The vibrant shimmering leaves of Southwest Colorado’s aspen stands have begun to transition, once again, from summer’s green hues to fall’s trademark yellows, oranges and velvet reds.
As days fall shorter and the trees’ chlorophyll production dips, the green that shades the leaves fades, revealing a sequential panoply of colors.
Colors are expected to hit their peak in Southwest Colorado at the end of September and into the first week of October, although stands at higher elevations will generally turn sooner.
Despite climate-related threats to the health of aspen stands, it is shaping up to be an excellent season for leaf peepers, foresters say.
“I think we’ll have a very good color change this year, based on some conditions, as far as a wet growing season, wet spring and summer, particularly,” said Ryan Cox, lead forester with the Colorado State Forest Service’s Durango Field Office.
The recent cool nights followed by warmer days is expected to produce vibrant colors, he added.
In the early 2000s, researchers noticed landscape-scale dieback of aspen trees, a phenomenon named sudden aspen decline, or SAD. The trend was attributed to the trees’ heightened susceptibility to insects and pathogens brought about by drought conditions.
Although trees in certain pockets of the Southwest are still suffering, aspens are, by and large, in a relatively healthy state, said San Juan National Forest Forester Travis Bruch.
“For the most part, we don’t really see any SAD, or it’s in really small places at this point in time,” he said.
In stands near Purgatory Resort, Western tent caterpillars that cling to aspen branches have caused defoliation in places – but Bruch said the species population tends to swell and die off before causing widespread harm.
The U.S. Forest Service’s annual regional report on forest insect and disease conditions, released every March, noted that heavy defoliation was observed near Purgatory in 2023.
In general, trees stricken by drought are less resilient and cannot defend against pathogens and insects as well as they otherwise might.
But stands are considered a single organism, and a hardy one at that.
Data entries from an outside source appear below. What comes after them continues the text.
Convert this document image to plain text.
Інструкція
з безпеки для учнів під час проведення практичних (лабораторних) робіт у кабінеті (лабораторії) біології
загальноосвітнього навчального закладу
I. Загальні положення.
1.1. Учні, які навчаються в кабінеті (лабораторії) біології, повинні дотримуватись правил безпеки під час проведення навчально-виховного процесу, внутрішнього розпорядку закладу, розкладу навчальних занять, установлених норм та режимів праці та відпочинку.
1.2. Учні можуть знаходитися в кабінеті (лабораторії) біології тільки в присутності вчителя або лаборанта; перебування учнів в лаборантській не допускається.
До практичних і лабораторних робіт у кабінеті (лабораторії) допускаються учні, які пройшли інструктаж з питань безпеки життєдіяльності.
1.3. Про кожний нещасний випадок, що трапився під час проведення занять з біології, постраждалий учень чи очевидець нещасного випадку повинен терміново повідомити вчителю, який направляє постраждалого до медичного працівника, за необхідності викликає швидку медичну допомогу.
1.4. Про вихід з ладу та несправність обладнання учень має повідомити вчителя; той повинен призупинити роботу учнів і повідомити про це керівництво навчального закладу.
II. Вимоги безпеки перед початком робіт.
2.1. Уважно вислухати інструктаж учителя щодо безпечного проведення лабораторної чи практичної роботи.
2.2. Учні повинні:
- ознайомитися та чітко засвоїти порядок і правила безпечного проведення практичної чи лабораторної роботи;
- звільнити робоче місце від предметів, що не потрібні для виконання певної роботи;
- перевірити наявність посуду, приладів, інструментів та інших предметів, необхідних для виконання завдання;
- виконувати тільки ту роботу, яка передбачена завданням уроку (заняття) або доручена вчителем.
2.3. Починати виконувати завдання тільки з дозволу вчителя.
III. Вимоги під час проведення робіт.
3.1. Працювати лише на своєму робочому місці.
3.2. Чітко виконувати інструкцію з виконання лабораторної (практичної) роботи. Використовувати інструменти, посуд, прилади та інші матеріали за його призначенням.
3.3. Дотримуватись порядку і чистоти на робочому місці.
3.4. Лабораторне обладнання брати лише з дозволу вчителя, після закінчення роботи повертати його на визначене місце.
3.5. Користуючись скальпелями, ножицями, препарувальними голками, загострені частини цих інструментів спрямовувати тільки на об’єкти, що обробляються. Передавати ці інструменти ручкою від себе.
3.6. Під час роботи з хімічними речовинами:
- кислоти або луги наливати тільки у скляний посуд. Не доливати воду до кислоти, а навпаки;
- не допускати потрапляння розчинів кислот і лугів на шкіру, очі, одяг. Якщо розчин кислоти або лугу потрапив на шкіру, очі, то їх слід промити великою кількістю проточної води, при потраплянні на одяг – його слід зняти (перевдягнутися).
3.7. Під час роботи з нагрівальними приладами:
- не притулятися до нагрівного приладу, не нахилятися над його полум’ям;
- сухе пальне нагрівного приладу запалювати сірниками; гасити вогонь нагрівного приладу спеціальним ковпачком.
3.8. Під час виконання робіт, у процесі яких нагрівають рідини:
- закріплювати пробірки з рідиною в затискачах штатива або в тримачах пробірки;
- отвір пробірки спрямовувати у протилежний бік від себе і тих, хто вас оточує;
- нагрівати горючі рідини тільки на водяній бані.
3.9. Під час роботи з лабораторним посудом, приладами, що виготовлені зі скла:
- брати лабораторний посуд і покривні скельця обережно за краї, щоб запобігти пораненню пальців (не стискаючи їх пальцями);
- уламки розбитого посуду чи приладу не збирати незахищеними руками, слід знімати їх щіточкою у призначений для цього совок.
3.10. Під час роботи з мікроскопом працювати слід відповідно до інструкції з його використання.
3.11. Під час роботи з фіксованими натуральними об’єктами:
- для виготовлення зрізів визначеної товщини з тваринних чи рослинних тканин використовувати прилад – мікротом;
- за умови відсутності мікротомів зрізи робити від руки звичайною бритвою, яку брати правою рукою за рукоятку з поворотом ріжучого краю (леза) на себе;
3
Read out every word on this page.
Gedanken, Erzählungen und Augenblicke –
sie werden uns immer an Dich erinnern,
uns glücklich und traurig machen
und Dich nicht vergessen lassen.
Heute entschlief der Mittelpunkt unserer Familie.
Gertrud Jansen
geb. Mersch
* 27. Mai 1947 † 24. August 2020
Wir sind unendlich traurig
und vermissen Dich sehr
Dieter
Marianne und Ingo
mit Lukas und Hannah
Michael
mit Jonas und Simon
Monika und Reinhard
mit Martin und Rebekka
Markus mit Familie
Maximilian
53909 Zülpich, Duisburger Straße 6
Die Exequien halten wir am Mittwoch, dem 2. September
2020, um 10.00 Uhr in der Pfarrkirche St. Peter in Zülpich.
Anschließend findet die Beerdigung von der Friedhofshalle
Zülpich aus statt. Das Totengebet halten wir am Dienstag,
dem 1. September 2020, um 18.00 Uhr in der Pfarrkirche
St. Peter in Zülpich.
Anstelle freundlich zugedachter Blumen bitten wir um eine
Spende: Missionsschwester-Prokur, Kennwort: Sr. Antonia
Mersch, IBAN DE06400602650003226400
The trunks of trees in a single stand grow from one root system, making each a clone with the same genetic composition. And even when pathogens or insects wipe out a clone’s trunks, the root systems will sometimes still survive and regenerate with force if given adequate moisture.
“It’s not something that, you know, we expect to kill tens of thousands of acres of aspen,” he said. “But I mean, all in all, when you go around and look at the aspen, it’s in decent health.”
The SJNF maintains an online tracker of where colors are peaking for visitors who flood the region’s highways to get a glimpse.
Stephanie Weber, the executive director of the San Juan Mountains Association, is urging visitors to be smart.
“Please don’t stop in the middle of the highway,” she said. “Please find a pull off. Don’t impede traffic.”